As all periodicals do, the literary magazine likewise proctors a sense of its place as cultural capital and within the literary economy of its time period, and it no doubt characterizes its time period’s mores. (Just consider Stevens’s brazen colonialism, the founding of his ars poetica, his chastel de chasteté, upon laborers likely conjured from his white imagination of the builders of the Egyptian pyramids.) The Philadelphia Museum of Art’s copy of the December 1918 issue in which the two Stevens poems appear contains a handwritten inscription from an illegible signature to Marcel Duchamp, positioning the magazine, perhaps even its contents, inside the vector of notice of the Dadaist artist. Inside, we find editor Margaret Anderson’s “A Note to Our Readers,” which begins, “For over a year I have tried not to bore our subscribers with accounts of how difficult it has been for us to keep on publishing the Little Review,” send us all your money, tell your friends, do the right thing, thank you and goodnight. To know that Stevens, oblong stone in that great henge of modernism, published two poems in a literary magazine with financial sustainability problems affords me, a poet, some commiseratory satisfaction, a Polo to my lonely Marco cast back through time.

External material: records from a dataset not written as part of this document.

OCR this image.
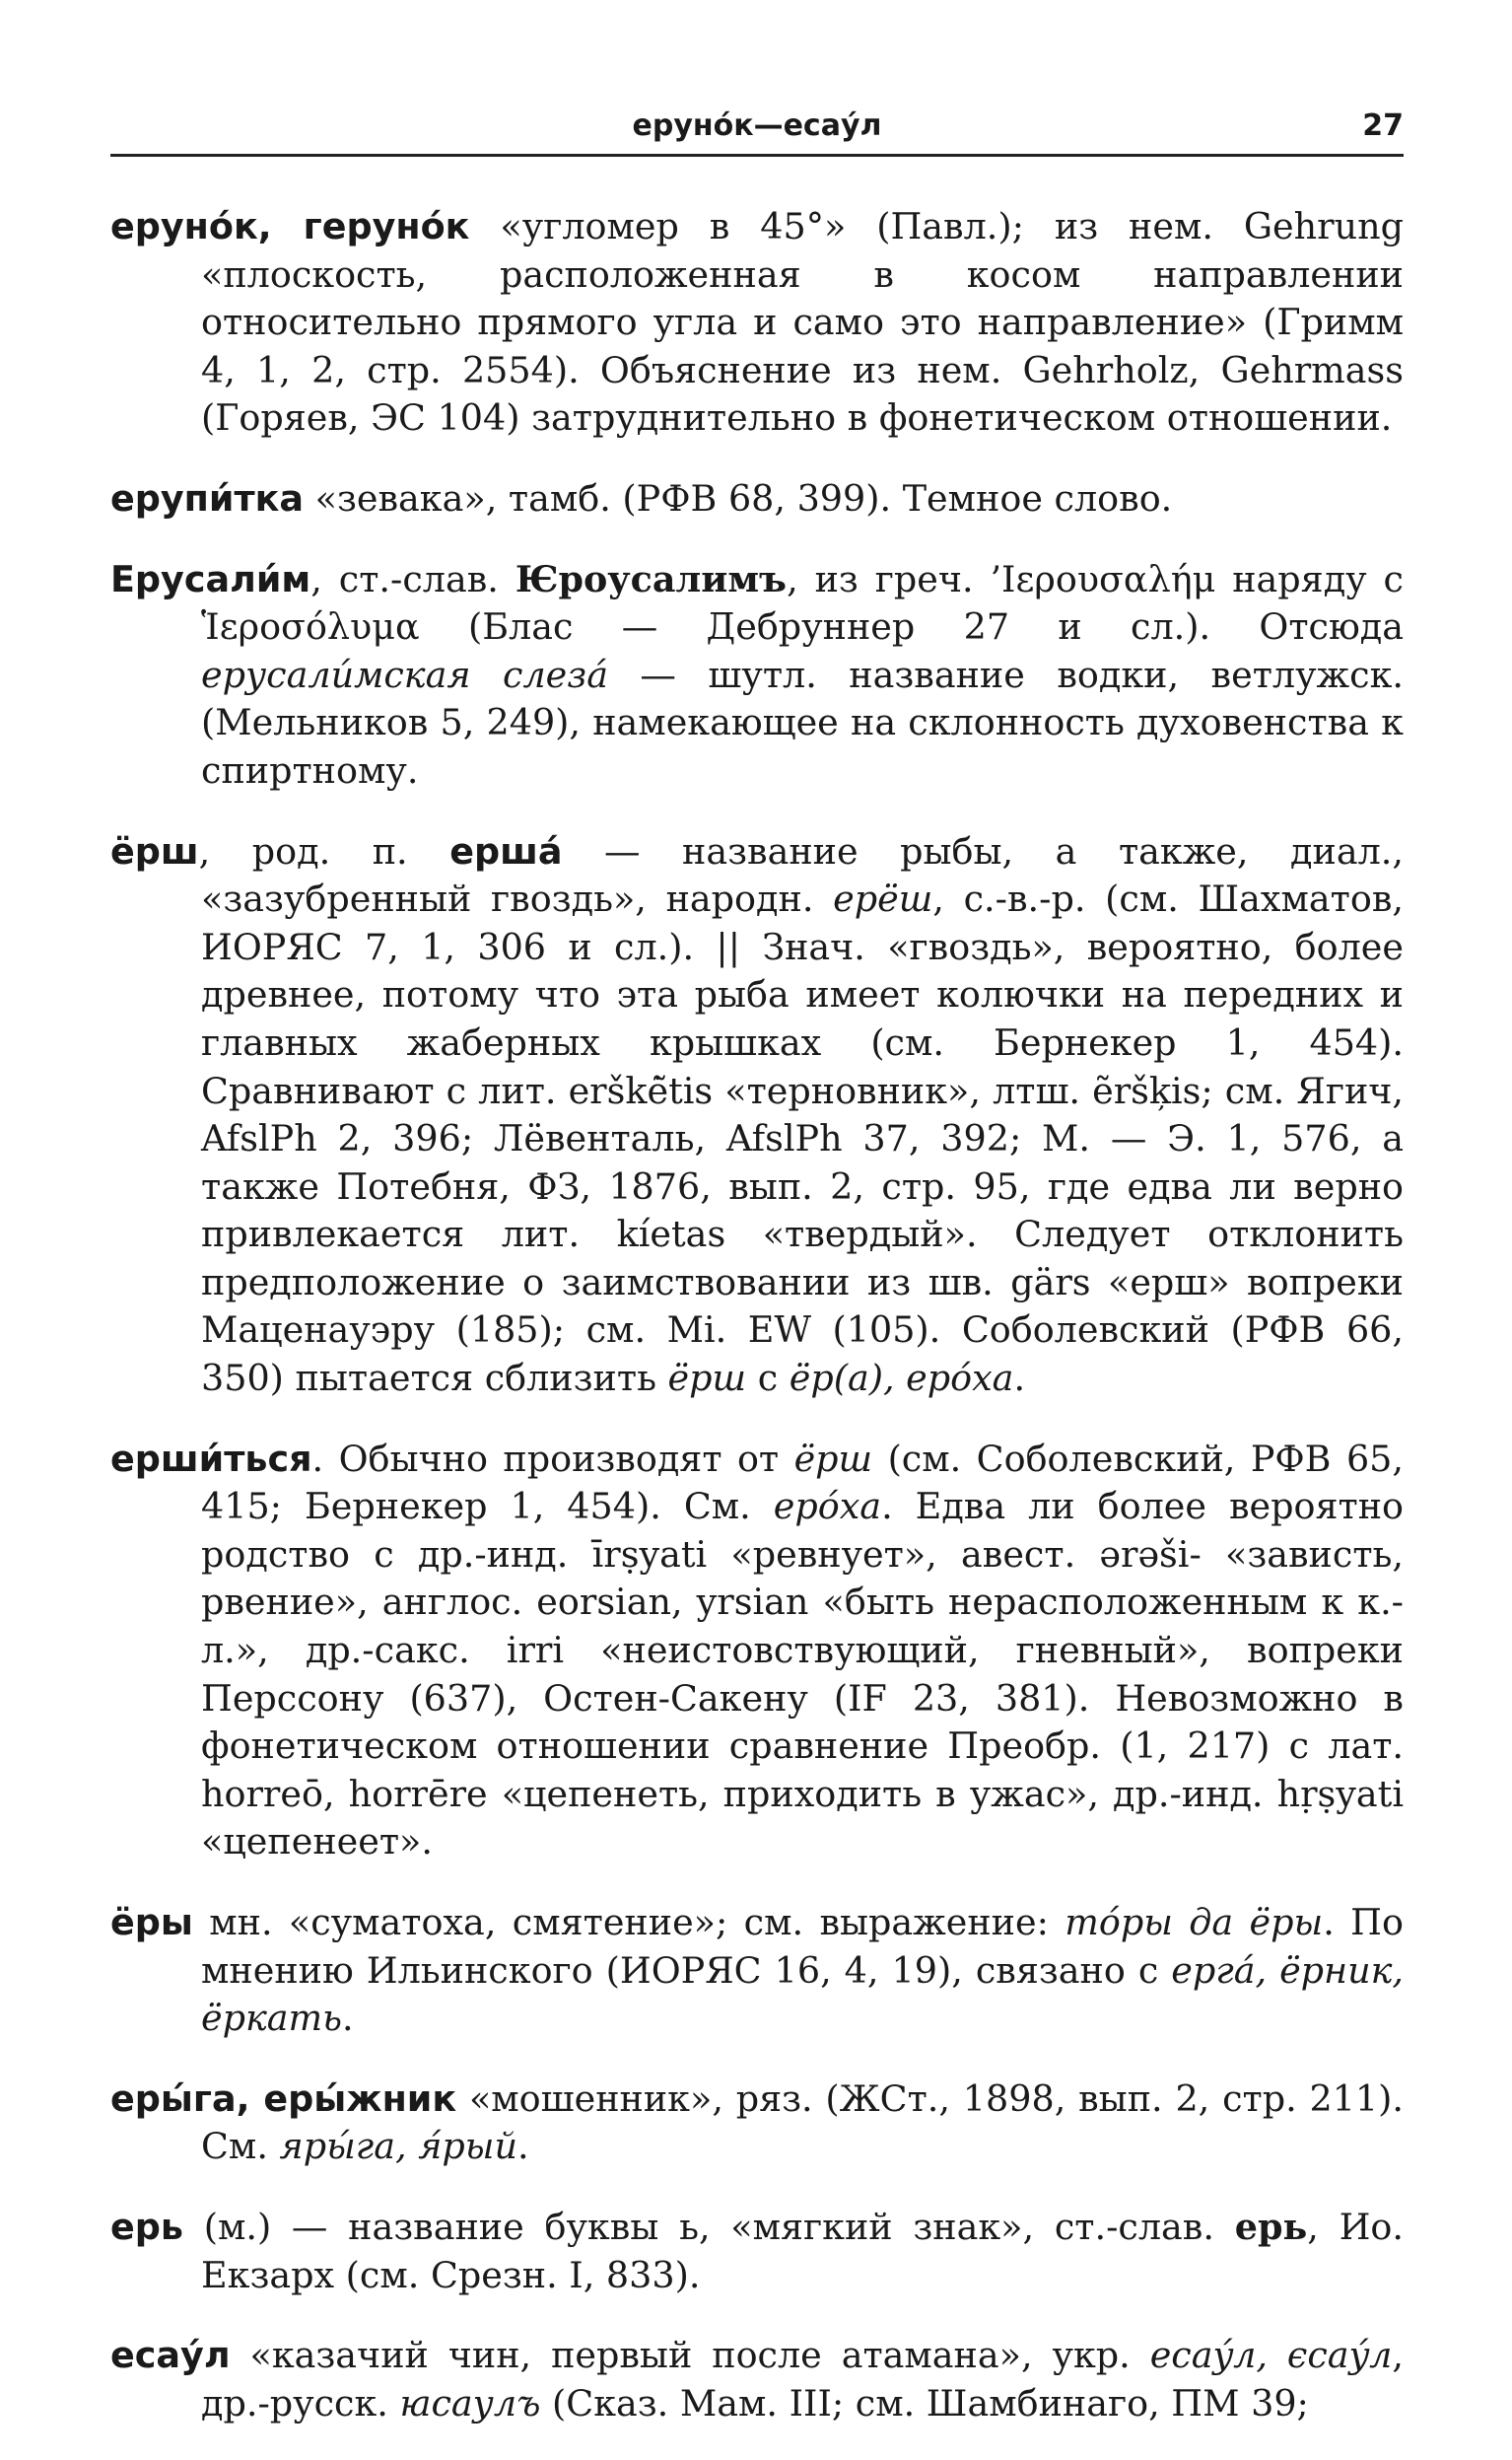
ерунóк—есаýл	27

ерунóк, герунóк «угломер в 45°» (Павл.); из нем. Gehrung «плоскость, расположенная в косом направлении относительно прямого угла и само это направление» (Гримм 4, 1, 2, стр. 2554). Объяснение из нем. Gehrholz, Gehrmass (Горяев, ЭС 104) затруднительно в фонетическом отношении.

ерупи́тка «зевака», тамб. (РФВ 68, 399). Темное слово.

Ерусали́м, ст.-слав. Ѥроусалимъ, из греч. ’Ιερουσαλήμ наряду с Ἱεροσόλυμα (Блас — Дебруннер 27 и сл.). Отсюда ерусали́мская слеза́ — шутл. название водки, ветлужск. (Мельников 5, 249), намекающее на склонность духовенства к спиртному.

ёрш, род. п. ерша́ — название рыбы, а также, диал., «зазубренный гвоздь», народн. ерёш, с.-в.-р. (см. Шахматов, ИОРЯС 7, 1, 306 и сл.). || Знач. «гвоздь», вероятно, более древнее, потому что эта рыба имеет колючки на передних и главных жаберных крышках (см. Бернекер 1, 454). Сравнивают с лит. erškė̃tis «терновник», лтш. ẽršķis; см. Ягич, AfslPh 2, 396; Лёвенталь, AfslPh 37, 392; М. — Э. 1, 576, а также Потебня, ФЗ, 1876, вып. 2, стр. 95, где едва ли верно привлекается лит. kíetas «твердый». Следует отклонить предположение о заимствовании из шв. gärs «ерш» вопреки Маценауэру (185); см. Mi. EW (105). Соболевский (РФВ 66, 350) пытается сблизить ёрш с ёр(а), ерóха.

ерши́ться. Обычно производят от ёрш (см. Соболевский, РФВ 65, 415; Бернекер 1, 454). См. ерóха. Едва ли более вероятно родство с др.-инд. īrṣyati «ревнует», авест. ərəši- «зависть, рвение», англос. eorsian, yrsian «быть нерасположенным к к.-л.», др.-сакс. irri «неистовствующий, гневный», вопреки Перссону (637), Остен-Сакену (IF 23, 381). Невозможно в фонетическом отношении сравнение Преобр. (1, 217) с лат. horreō, horrēre «цепенеть, приходить в ужас», др.-инд. hṛṣyati «цепенеет».

ёры мн. «суматоха, смятение»; см. выражение: тóры да ёры. По мнению Ильинского (ИОРЯС 16, 4, 19), связано с ерга́, ёрник, ёркать.

еры́га, еры́жник «мошенник», ряз. (ЖСт., 1898, вып. 2, стр. 211). См. яры́га, я́рый.

ерь (м.) — название буквы ь, «мягкий знак», ст.-слав. ерь, Ио. Екзарх (см. Срезн. I, 833).

есаýл «казачий чин, первый после атамана», укр. есаýл, єсаýл, др.-русск. ꙗсаулъ (Сказ. Мам. III; см. Шамбинаго, ПМ 39;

Reading poetry, contemporary or otherwise, in literary magazines often allows us insight into the writer’s process, how the raw clay of poems are cured between their initial publications into a brick in the wall of full-length collections. I often give students Vievee Francis’s poem “Say It, Say It Anyway You Can,” which first appeared as a prose poem in Rattle, and then, in her 2012 collection Horse in the Dark, as a lineated poem. As a reader, I understand something more about the poem’s cadence and the poet’s calculation when I see how a poem has changed from the literary magazine to the book. I see the rising dough and the baked bread at once. Every draft is both an elegy and a love letter to the previous draft, and there’s always ars poetica in the what’s-changed.

I can’t help but think about how our contemporary literary magazines will seal our moment’s poems and short stories and spellcasting away for some happened-upon reader. (“I think about you a lot, future person. // How you will need / all the books that were ever read / when the screens and wires go dumb,” Dana Levin writes.) Somehow, no matter how old or new the literary magazine, the writing inside always has a kind of canned-upon-picking sweetness, even if it seems dated, a victim of its time. It’s as if, upon reading a literary magazine, I have just arrived in a storm, just come in from the weather, my cheeks raw, not knowing if I’m yet warm.